Zwischen Büchern und Menschen.


Beim Sortieren der Bilder plötzlich das Gefühl, die letzten Tage auf einer wesentlich ruhigeren Veranstaltung verbracht zu haben als alle anderen. Als hätte ich immer nur die Momente erwischt, in denen gerade alles Luft holt. Oder erschöpft ausatmet.

 

Irgendwo zwischendrin.

 


 


                                                                   Freitagabend: Verleihung des Virenschleuderpreises im Lesezelt.

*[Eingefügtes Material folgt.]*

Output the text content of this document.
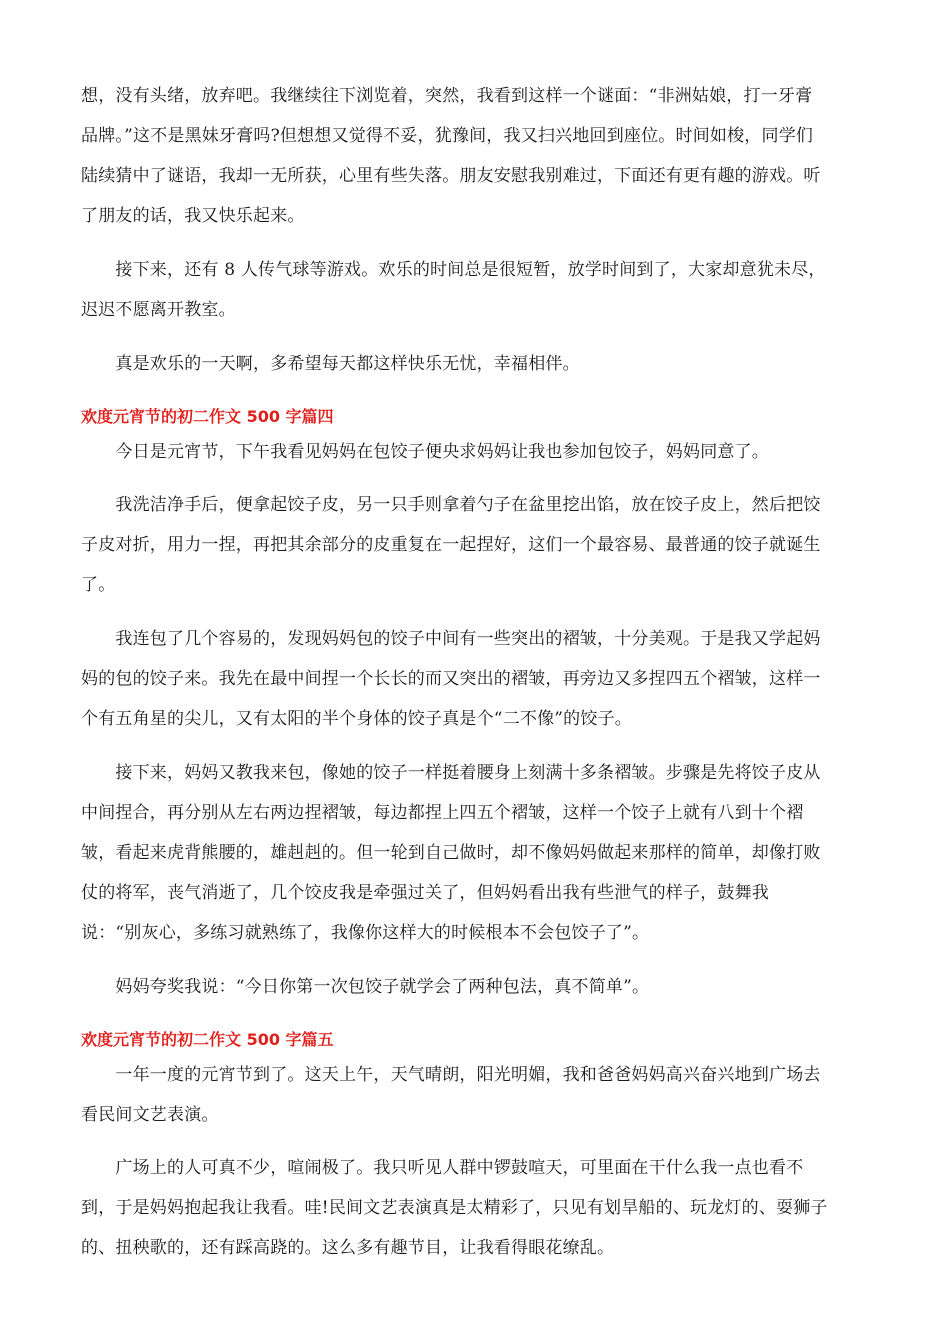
想，没有头绪，放弃吧。我继续往下浏览着，突然，我看到这样一个谜面：“非洲姑娘，打一牙膏
品牌。”这不是黑妹牙膏吗?但想想又觉得不妥，犹豫间，我又扫兴地回到座位。时间如梭，同学们
陆续猜中了谜语，我却一无所获，心里有些失落。朋友安慰我别难过，下面还有更有趣的游戏。听
了朋友的话，我又快乐起来。
　　接下来，还有 8 人传气球等游戏。欢乐的时间总是很短暂，放学时间到了，大家却意犹未尽，
迟迟不愿离开教室。
　　真是欢乐的一天啊，多希望每天都这样快乐无忧，幸福相伴。
欢度元宵节的初二作文 500 字篇四
　　今日是元宵节，下午我看见妈妈在包饺子便央求妈妈让我也参加包饺子，妈妈同意了。
　　我洗洁净手后，便拿起饺子皮，另一只手则拿着勺子在盆里挖出馅，放在饺子皮上，然后把饺
子皮对折，用力一捏，再把其余部分的皮重复在一起捏好，这们一个最容易、最普通的饺子就诞生
了。
　　我连包了几个容易的，发现妈妈包的饺子中间有一些突出的褶皱，十分美观。于是我又学起妈
妈的包的饺子来。我先在最中间捏一个长长的而又突出的褶皱，再旁边又多捏四五个褶皱，这样一
个有五角星的尖儿，又有太阳的半个身体的饺子真是个“二不像”的饺子。
　　接下来，妈妈又教我来包，像她的饺子一样挺着腰身上刻满十多条褶皱。步骤是先将饺子皮从
中间捏合，再分别从左右两边捏褶皱，每边都捏上四五个褶皱，这样一个饺子上就有八到十个褶
皱，看起来虎背熊腰的，雄赳赳的。但一轮到自己做时，却不像妈妈做起来那样的简单，却像打败
仗的将军，丧气消逝了，几个饺皮我是牵强过关了，但妈妈看出我有些泄气的样子，鼓舞我
说：“别灰心，多练习就熟练了，我像你这样大的时候根本不会包饺子了”。
　　妈妈夸奖我说：“今日你第一次包饺子就学会了两种包法，真不简单”。
欢度元宵节的初二作文 500 字篇五
　　一年一度的元宵节到了。这天上午，天气晴朗，阳光明媚，我和爸爸妈妈高兴奋兴地到广场去
看民间文艺表演。
　　广场上的人可真不少，喧闹极了。我只听见人群中锣鼓喧天，可里面在干什么我一点也看不
到，于是妈妈抱起我让我看。哇!民间文艺表演真是太精彩了，只见有划旱船的、玩龙灯的、耍狮子
的、扭秧歌的，还有踩高跷的。这么多有趣节目，让我看得眼花缭乱。
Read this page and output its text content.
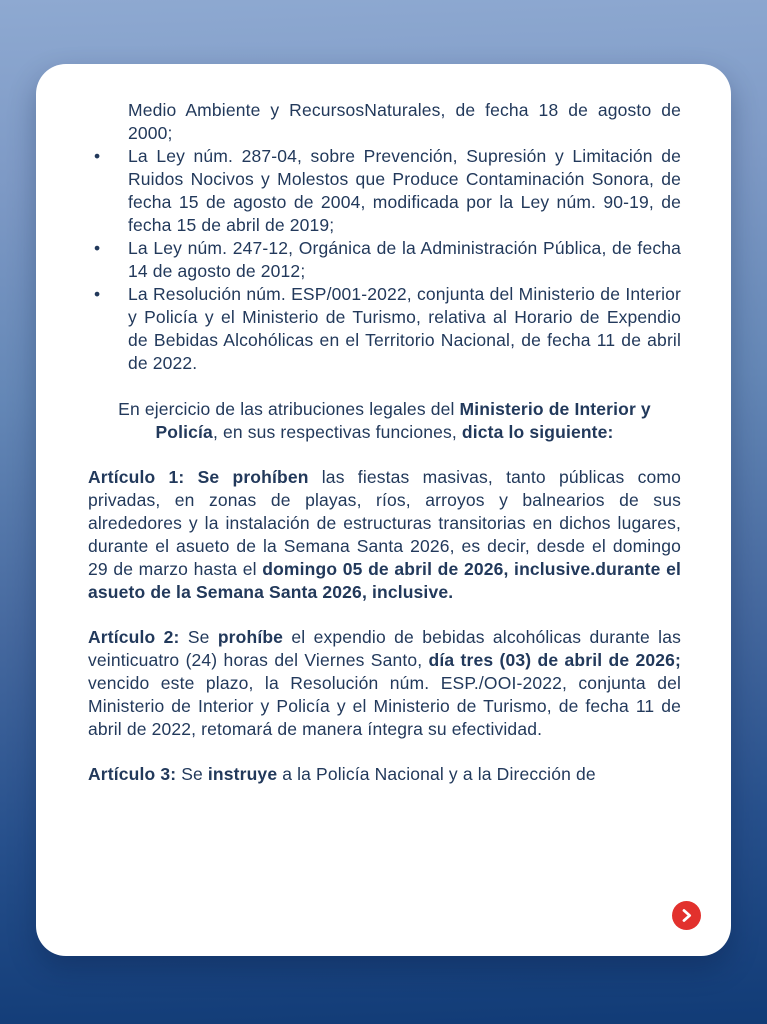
Medio Ambiente y RecursosNaturales, de fecha 18 de agosto de 2000;
• La Ley núm. 287-04, sobre Prevención, Supresión y Limitación de Ruidos Nocivos y Molestos que Produce Contaminación Sonora, de fecha 15 de agosto de 2004, modificada por la Ley núm. 90-19, de fecha 15 de abril de 2019;
• La Ley núm. 247-12, Orgánica de la Administración Pública, de fecha 14 de agosto de 2012;
• La Resolución núm. ESP/001-2022, conjunta del Ministerio de Interior y Policía y el Ministerio de Turismo, relativa al Horario de Expendio de Bebidas Alcohólicas en el Territorio Nacional, de fecha 11 de abril de 2022.

En ejercicio de las atribuciones legales del Ministerio de Interior y Policía, en sus respectivas funciones, dicta lo siguiente:

Artículo 1: Se prohíben las fiestas masivas, tanto públicas como privadas, en zonas de playas, ríos, arroyos y balnearios de sus alrededores y la instalación de estructuras transitorias en dichos lugares, durante el asueto de la Semana Santa 2026, es decir, desde el domingo 29 de marzo hasta el domingo 05 de abril de 2026, inclusive.durante el asueto de la Semana Santa 2026, inclusive.

Artículo 2: Se prohíbe el expendio de bebidas alcohólicas durante las veinticuatro (24) horas del Viernes Santo, día tres (03) de abril de 2026; vencido este plazo, la Resolución núm. ESP./OOI-2022, conjunta del Ministerio de Interior y Policía y el Ministerio de Turismo, de fecha 11 de abril de 2022, retomará de manera íntegra su efectividad.

Artículo 3: Se instruye a la Policía Nacional y a la Dirección de
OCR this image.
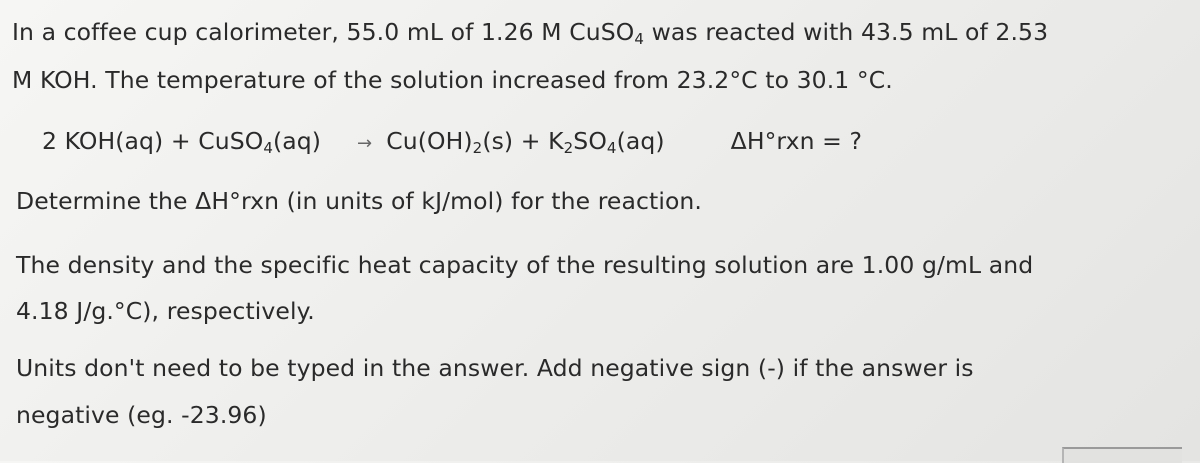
In a coffee cup calorimeter, 55.0 mL of 1.26 M CuSO$_4$ was reacted with 43.5 mL of 2.53
M KOH. The temperature of the solution increased from 23.2°C to 30.1 °C.
2 KOH(aq) + CuSO$_4$(aq) → $Cu(OH)_2(s) + K_2SO_4(aq)$	ΔH°rxn = ?
Determine the ΔH°rxn (in units of kJ/mol) for the reaction.
The density and the specific heat capacity of the resulting solution are 1.00 g/mL and
4.18 J/g.°C), respectively.
Units don't need to be typed in the answer. Add negative sign (-) if the answer is
negative (eg. -23.96)
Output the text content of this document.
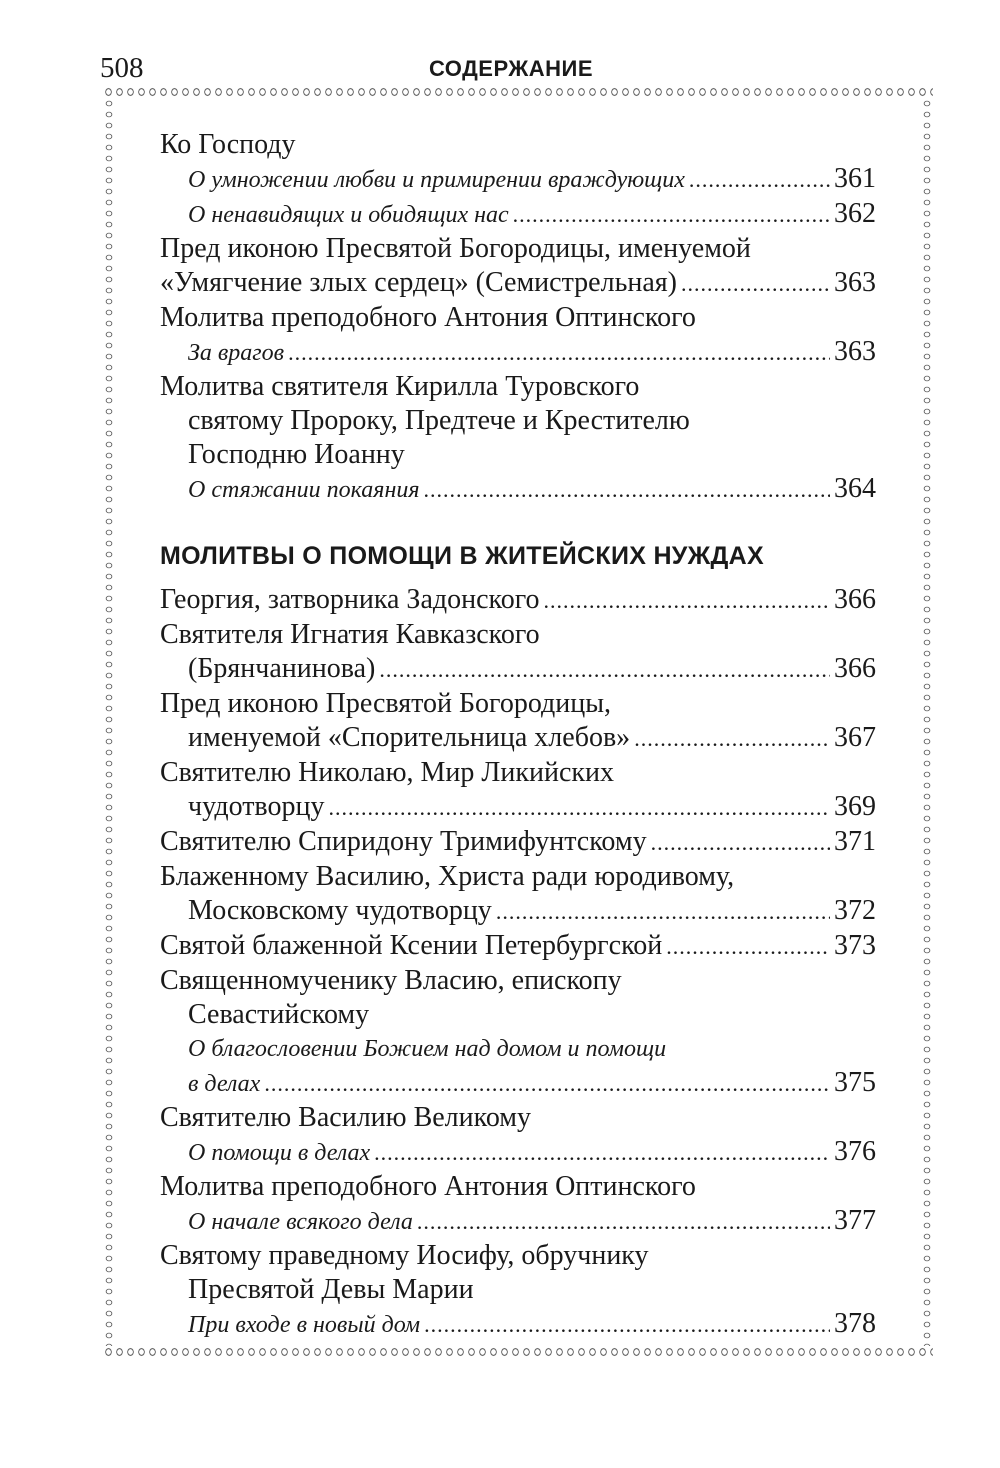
508	СОДЕРЖАНИЕ
Ко Господу
О умножении любви и примирении враждующих .....	361
О ненавидящих и обидящих нас .....	362
Пред иконою Пресвятой Богородицы, именуемой
«Умягчение злых сердец» (Семистрельная) .....	363
Молитва преподобного Антония Оптинского
За врагов .....	363
Молитва святителя Кирилла Туровского
святому Пророку, Предтече и Крестителю
Господню Иоанну
О стяжании покаяния .....	364
МОЛИТВЫ О ПОМОЩИ В ЖИТЕЙСКИХ НУЖДАХ
Георгия, затворника Задонского .....	366
Святителя Игнатия Кавказского
(Брянчанинова) .....	366
Пред иконою Пресвятой Богородицы,
именуемой «Спорительница хлебов» .....	367
Святителю Николаю, Мир Ликийских
чудотворцу .....	369
Святителю Спиридону Тримифунтскому .....	371
Блаженному Василию, Христа ради юродивому,
Московскому чудотворцу .....	372
Святой блаженной Ксении Петербургской .....	373
Священномученику Власию, епископу
Севастийскому
О благословении Божием над домом и помощи
в делах .....	375
Святителю Василию Великому
О помощи в делах .....	376
Молитва преподобного Антония Оптинского
О начале всякого дела .....	377
Святому праведному Иосифу, обручнику
Пресвятой Девы Марии
При входе в новый дом .....	378
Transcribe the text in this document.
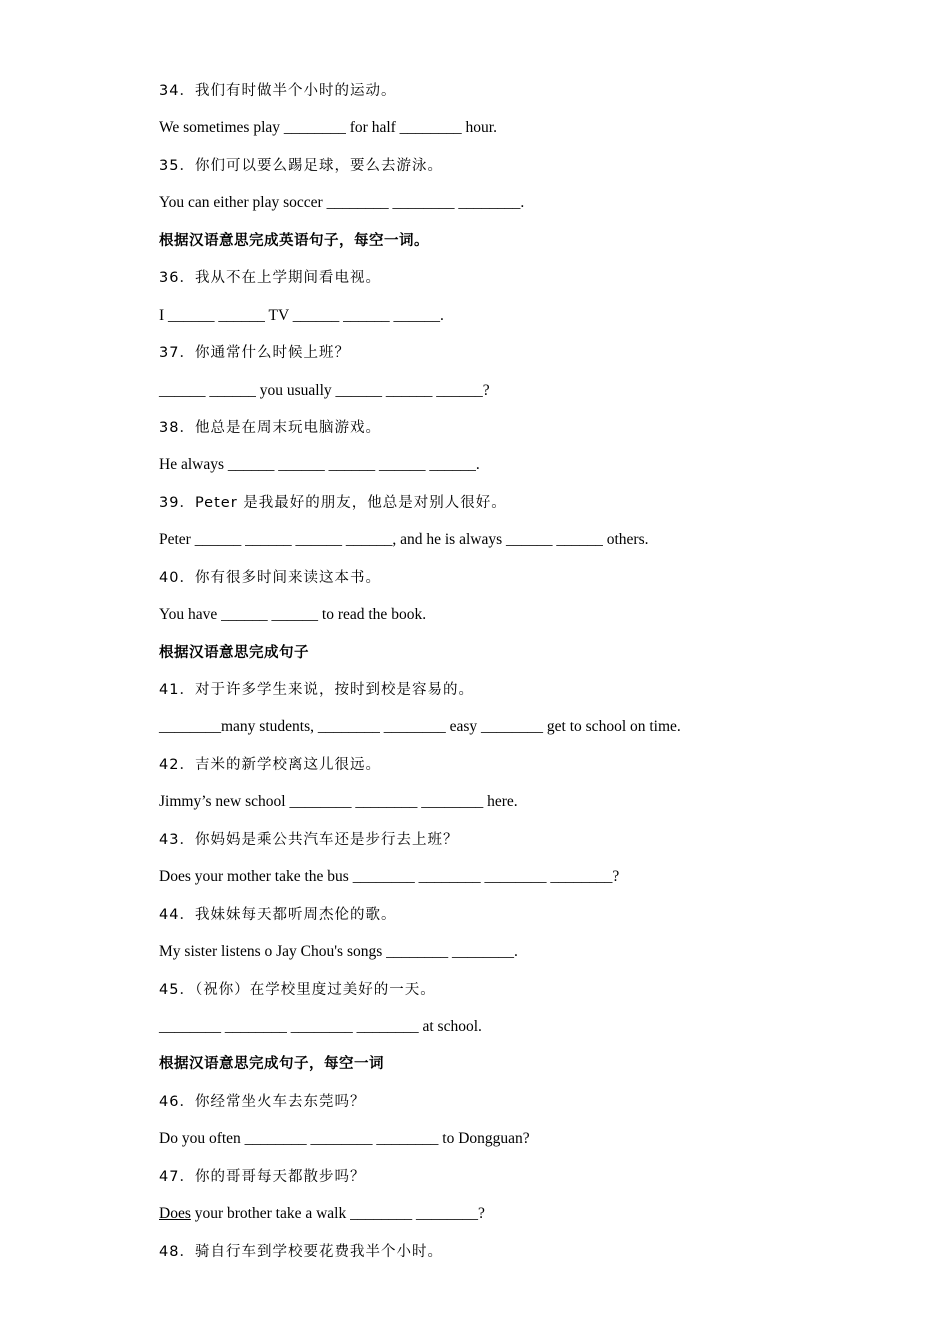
34．我们有时做半个小时的运动。
We sometimes play ________ for half ________ hour.
35．你们可以要么踢足球，要么去游泳。
You can either play soccer ________ ________ ________.
根据汉语意思完成英语句子，每空一词。
36．我从不在上学期间看电视。
I ______ ______ TV ______ ______ ______.
37．你通常什么时候上班？
______ ______ you usually ______ ______ ______?
38．他总是在周末玩电脑游戏。
He always ______ ______ ______ ______ ______.
39．Peter 是我最好的朋友，他总是对别人很好。
Peter ______ ______ ______ ______, and he is always ______ ______ others.
40．你有很多时间来读这本书。
You have ______ ______ to read the book.
根据汉语意思完成句子
41．对于许多学生来说，按时到校是容易的。
________many students, ________ ________ easy ________ get to school on time.
42．吉米的新学校离这儿很远。
Jimmy’s new school ________ ________ ________ here.
43．你妈妈是乘公共汽车还是步行去上班？
Does your mother take the bus ________ ________ ________ ________?
44．我妹妹每天都听周杰伦的歌。
My sister listens o Jay Chou's songs ________ ________.
45．（祝你）在学校里度过美好的一天。
________ ________ ________ ________ at school.
根据汉语意思完成句子，每空一词
46．你经常坐火车去东莞吗？
Do you often ________ ________ ________ to Dongguan?
47．你的哥哥每天都散步吗？
Does your brother take a walk ________ ________?
48．骑自行车到学校要花费我半个小时。
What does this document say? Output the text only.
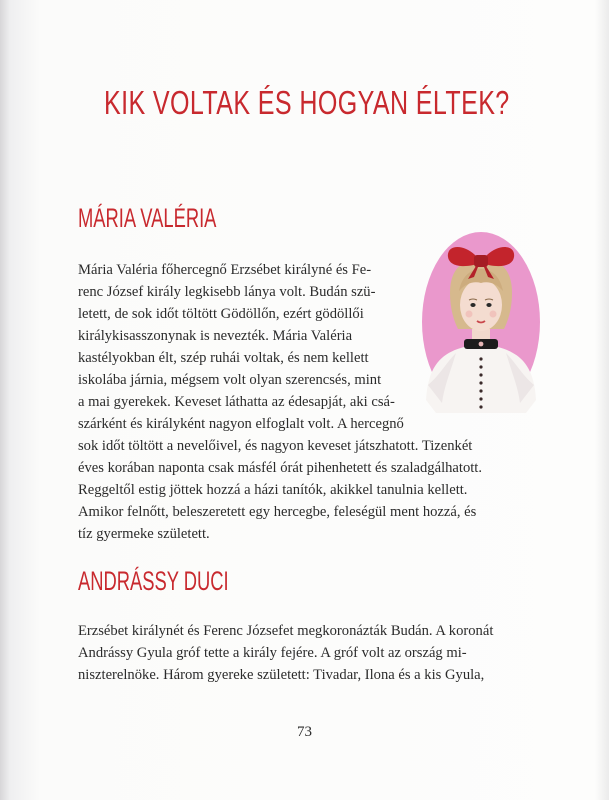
KIK VOLTAK ÉS HOGYAN ÉLTEK?
MÁRIA VALÉRIA

Mária Valéria főhercegnő Erzsébet királyné és Fe-

renc József király legkisebb lánya volt. Budán szü-

letett, de sok időt töltött Gödöllőn, ezért gödöllői

királykisasszonynak is nevezték. Mária Valéria

kastélyokban élt, szép ruhái voltak, és nem kellett

iskolába járnia, mégsem volt olyan szerencsés, mint

a mai gyerekek. Keveset láthatta az édesapját, aki csá-

szárként és királyként nagyon elfoglalt volt. A hercegnő

sok időt töltött a nevelőivel, és nagyon keveset játszhatott. Tizenkét

éves korában naponta csak másfél órát pihenhetett és szaladgálhatott.

Reggeltől estig jöttek hozzá a házi tanítók, akikkel tanulnia kellett.

Amikor felnőtt, beleszeretett egy hercegbe, feleségül ment hozzá, és

tíz gyermeke született.

ANDRÁSSY DUCI

Erzsébet királynét és Ferenc Józsefet megkoronázták Budán. A koronát

Andrássy Gyula gróf tette a király fejére. A gróf volt az ország mi-

niszterelnöke. Három gyereke született: Tivadar, Ilona és a kis Gyula,

73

Schönste Messe-Erlebnisse immer wieder: Menschen, die im eigenen Leben bisher "nur" aus Worten und Bildern bestanden, plötzlich mit Stimme und Lachen und einem Glas (okay, Plastikbecher) Wein neben sich sitzen haben.



Christiane Frohmann veranstaltete einen Miniatur-Katersalon zum Thema "Ansteckung" inklusive Live-Twittern per Handzeichen.

Zoë Beck, Preisträgerin in der Kategorie Persönlichkeit, fotografiert wichtiges grünes und wichtiges weißes Glas.

Später im Nieselregen durch die Stadt, ein äußerst charmanter Taxi- und ebenso charmante Mitfahrer.




Manche Serien entstehen selbständig. Diesmal: Hände und Halten.




Ein Gespräch über Sportromane und die Überlegung, ob es nicht gerade das Fehlen von passenden Schubladen ist, das so viele besonders gute Geschichten auszeichnet.



                               Herrndorf lesend, "Bilder deiner großen Liebe".







Ende.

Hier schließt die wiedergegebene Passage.